Maxing out the VDD (chipset voltage) should be safe, so you might as well do it right from the beginning.
The CPU-temp basically relies on four factors:
cooling
voltage
frequency
degree of load
There are certain BIOS-settings to be aware of. Disable the following:
thermal throttling
system BIOS cachable
Video RAM cachable
FSB spread spectrum
AGP spread spectrum
Your cooler isn't that great, I think. Pay attention to the temperature - it shouldn't exceed 50 C during load. Personally I'd try to raise the vCore to the 1.75 - 1.80 range. Relax your memory timings for now, you can try to tighten them later. Also make sure the memory runs in sync with FSB, which you now should be ready to raise gradually.
You're gonna need to stability test your computer. You may have heard of Prime95, a renowned OC-program that stresses your system to the max in order to check wether or not it is stable. There are called torture tests. This program also has a benchmark which is great for stability testing. If your rig doesn't crash during this benchmark, you should be safe to increase the speed further (unless your temps go wild).

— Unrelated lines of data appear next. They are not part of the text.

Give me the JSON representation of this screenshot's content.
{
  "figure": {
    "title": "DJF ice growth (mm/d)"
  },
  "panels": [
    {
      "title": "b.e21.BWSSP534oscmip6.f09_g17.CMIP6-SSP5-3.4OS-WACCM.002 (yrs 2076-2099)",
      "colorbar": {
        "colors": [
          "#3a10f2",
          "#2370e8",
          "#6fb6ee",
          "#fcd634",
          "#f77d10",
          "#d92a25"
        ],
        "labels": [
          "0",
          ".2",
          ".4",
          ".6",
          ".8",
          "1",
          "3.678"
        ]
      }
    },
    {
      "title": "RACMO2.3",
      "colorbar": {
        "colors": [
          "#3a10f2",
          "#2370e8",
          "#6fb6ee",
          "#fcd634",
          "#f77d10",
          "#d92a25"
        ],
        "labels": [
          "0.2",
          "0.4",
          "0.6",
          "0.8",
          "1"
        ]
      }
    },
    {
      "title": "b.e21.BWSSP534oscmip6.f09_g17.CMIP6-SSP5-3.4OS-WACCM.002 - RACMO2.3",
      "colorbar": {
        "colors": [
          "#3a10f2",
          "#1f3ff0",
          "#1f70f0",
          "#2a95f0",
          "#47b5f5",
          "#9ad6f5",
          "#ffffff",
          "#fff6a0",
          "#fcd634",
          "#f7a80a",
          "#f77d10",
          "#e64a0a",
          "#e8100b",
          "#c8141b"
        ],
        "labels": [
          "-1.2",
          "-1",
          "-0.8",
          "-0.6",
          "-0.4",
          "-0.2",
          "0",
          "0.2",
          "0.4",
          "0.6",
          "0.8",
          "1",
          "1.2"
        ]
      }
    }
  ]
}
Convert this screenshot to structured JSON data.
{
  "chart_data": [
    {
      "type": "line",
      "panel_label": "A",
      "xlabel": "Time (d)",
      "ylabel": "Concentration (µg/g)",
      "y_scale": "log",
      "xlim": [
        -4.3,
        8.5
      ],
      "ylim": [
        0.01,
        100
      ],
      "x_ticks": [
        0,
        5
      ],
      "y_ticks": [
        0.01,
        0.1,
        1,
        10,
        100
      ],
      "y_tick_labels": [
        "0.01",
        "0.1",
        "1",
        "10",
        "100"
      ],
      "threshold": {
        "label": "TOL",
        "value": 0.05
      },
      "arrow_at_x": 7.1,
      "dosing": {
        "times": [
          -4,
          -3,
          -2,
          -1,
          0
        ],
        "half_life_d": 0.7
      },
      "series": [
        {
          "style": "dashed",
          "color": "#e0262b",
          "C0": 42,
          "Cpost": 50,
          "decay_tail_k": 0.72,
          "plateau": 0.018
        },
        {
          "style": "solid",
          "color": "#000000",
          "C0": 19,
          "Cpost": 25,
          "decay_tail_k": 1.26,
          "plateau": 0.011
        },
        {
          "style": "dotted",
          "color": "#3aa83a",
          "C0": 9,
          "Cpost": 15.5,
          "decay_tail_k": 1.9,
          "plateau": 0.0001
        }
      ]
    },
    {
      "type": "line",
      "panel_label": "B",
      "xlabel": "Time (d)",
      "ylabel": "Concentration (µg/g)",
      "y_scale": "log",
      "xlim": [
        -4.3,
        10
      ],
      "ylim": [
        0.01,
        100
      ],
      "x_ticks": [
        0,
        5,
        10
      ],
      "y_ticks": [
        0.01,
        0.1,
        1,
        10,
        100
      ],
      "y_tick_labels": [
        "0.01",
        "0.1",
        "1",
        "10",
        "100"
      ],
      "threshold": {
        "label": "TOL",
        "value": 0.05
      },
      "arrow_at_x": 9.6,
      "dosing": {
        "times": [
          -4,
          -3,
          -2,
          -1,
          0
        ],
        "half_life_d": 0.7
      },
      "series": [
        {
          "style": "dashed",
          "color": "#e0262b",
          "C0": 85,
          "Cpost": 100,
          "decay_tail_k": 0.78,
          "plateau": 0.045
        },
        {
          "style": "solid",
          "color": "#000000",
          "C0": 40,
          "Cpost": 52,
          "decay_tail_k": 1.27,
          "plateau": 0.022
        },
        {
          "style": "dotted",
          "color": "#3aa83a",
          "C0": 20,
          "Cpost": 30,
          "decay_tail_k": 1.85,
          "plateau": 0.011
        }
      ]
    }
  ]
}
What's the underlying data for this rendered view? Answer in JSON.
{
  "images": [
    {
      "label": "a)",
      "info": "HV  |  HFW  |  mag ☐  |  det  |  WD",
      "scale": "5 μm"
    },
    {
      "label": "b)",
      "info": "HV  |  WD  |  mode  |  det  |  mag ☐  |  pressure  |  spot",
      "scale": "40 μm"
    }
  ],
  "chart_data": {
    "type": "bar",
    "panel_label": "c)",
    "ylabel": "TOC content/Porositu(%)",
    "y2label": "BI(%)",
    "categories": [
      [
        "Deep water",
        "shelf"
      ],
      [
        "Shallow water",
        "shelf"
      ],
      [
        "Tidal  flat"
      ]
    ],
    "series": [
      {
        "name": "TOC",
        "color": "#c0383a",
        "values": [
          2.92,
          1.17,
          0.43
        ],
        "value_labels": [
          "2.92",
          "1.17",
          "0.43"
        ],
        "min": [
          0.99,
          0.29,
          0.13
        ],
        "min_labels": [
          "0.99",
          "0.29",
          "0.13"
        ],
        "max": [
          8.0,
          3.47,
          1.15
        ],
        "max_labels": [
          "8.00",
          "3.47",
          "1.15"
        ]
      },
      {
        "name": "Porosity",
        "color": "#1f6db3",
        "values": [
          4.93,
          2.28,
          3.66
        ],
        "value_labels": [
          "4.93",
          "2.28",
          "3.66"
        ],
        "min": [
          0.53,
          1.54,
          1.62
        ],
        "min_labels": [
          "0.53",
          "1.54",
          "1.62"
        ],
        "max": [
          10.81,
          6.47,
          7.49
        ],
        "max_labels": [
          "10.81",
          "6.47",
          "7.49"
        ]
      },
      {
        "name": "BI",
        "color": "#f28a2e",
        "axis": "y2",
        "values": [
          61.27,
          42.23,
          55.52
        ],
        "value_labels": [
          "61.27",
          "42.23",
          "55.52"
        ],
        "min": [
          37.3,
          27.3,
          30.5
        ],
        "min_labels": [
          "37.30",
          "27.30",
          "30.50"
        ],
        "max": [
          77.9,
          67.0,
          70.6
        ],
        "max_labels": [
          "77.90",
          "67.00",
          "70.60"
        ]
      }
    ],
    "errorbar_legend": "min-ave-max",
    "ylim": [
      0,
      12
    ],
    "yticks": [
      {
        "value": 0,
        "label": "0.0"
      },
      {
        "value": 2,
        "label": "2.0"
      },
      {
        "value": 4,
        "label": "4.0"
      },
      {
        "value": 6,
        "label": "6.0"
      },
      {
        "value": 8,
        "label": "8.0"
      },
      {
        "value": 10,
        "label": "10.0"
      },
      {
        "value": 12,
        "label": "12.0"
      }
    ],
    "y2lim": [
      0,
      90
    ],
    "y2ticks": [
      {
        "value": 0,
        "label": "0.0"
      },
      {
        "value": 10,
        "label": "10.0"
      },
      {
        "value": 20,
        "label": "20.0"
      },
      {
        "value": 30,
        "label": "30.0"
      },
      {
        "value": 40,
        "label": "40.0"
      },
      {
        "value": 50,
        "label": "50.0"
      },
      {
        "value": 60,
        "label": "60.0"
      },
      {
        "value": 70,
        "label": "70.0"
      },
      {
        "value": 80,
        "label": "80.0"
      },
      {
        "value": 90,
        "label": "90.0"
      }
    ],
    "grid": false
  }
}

Prime95 is also useful in the sense that it raises the CPU-temp alot, especially one of the tests (it's described in the program). Let this test run for some time, as you monitor the temperature. You see, it's good to know how high the temp will get before settling down and gaming for hours (while temps are possibly getting too high). If the CPU-temp stays reasonably low during say 30 minutes of Primetesting, and the ambient temperature is fairly stable, you should be on the safe side no matter what application you run. Please note that Prime is designed to run for hours straight, but you'll find out pretty quickly when the system is beginning to get unstable, therefore I recommend you use the benchmark first (takes 30 secs or so).
Finally there are tons of details I haven't gone into, but as long as you don't melt your CPU or something, no harm is done. OCing takes a lot of experimenting, and you shouldn't try to find more than one component's limit at a time.
Anyway I hope this will help you getting started. When you have new dilemmas or questions you can always ask the guys at the forum.